Shotetsu couldn’t define yugen (thought of as a style); Teika, before him, had the same trouble; but Heidegger, Hegel, Nietzsche, and other Anglo-Western thinkers posited definitions which were culturally adapted by the Japanese.

We have the past which conditions the subjective interpretations of readers and writers. We have a now which is gone before you can blink an eye, and the future is a big if that no one can predict or forecast thorough enough to be considered academically possible. History and hermeneutics allow researchers to examine the past if they go at it as objectively as possible, from which they can find what they think is the true thought behind a term expressed in words, which is easier said than done as the meaning for many Japanese words have more definitions than their counterparts in the Anglo-Western world.

Kenneth Yasuda and R.H. Blyth both wrote and taught that true haiku was a Zen Buddhist literary genre and that for one to write a good haiku, one had to experience an “aha!” moment, where the poet and an object became one.
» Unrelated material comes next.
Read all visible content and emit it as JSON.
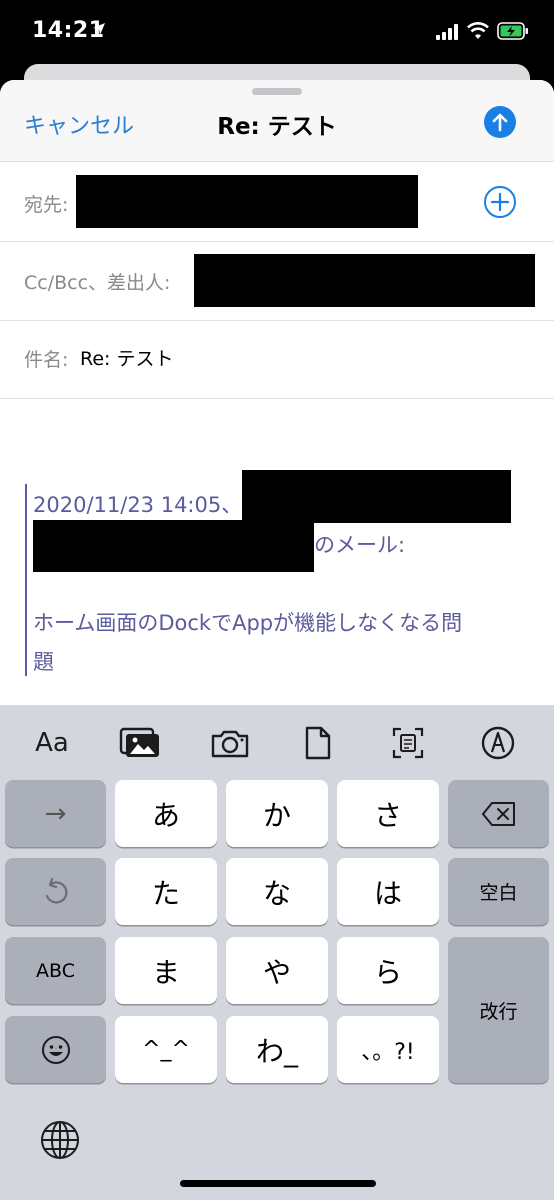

How can you become one with your own culturally metalinguistic conceptualization when everything is in constant change and nothing is permanent . . . that little nemesis some call the tao, the wu, the “nameless and formless reality stretching across the well known boundaries of conceptualization?”

I’ve covered briefly the beginning of Chapter 4 in the late Michael F. Marra’s remarkable book Essays on Japan. You’ll have to read the Chapter yourself in order to get to the gist of the research the Professor did to develop his conclusions for this particular essay.

Professor Marra’s book is a book anyone seriously interested in an in-depth study of Japanese short form poetry should read and study. Don’t expect to read and understand Marra’s book in a few days or weeks. His book is 500 pages long and should be treated as a textbook for graduate students.

Up until the day before his death a few months ago, Michael F. Marra was Professor of Japanese literature, aesthetics, and hermeneutics at the University of California in Los Angeles.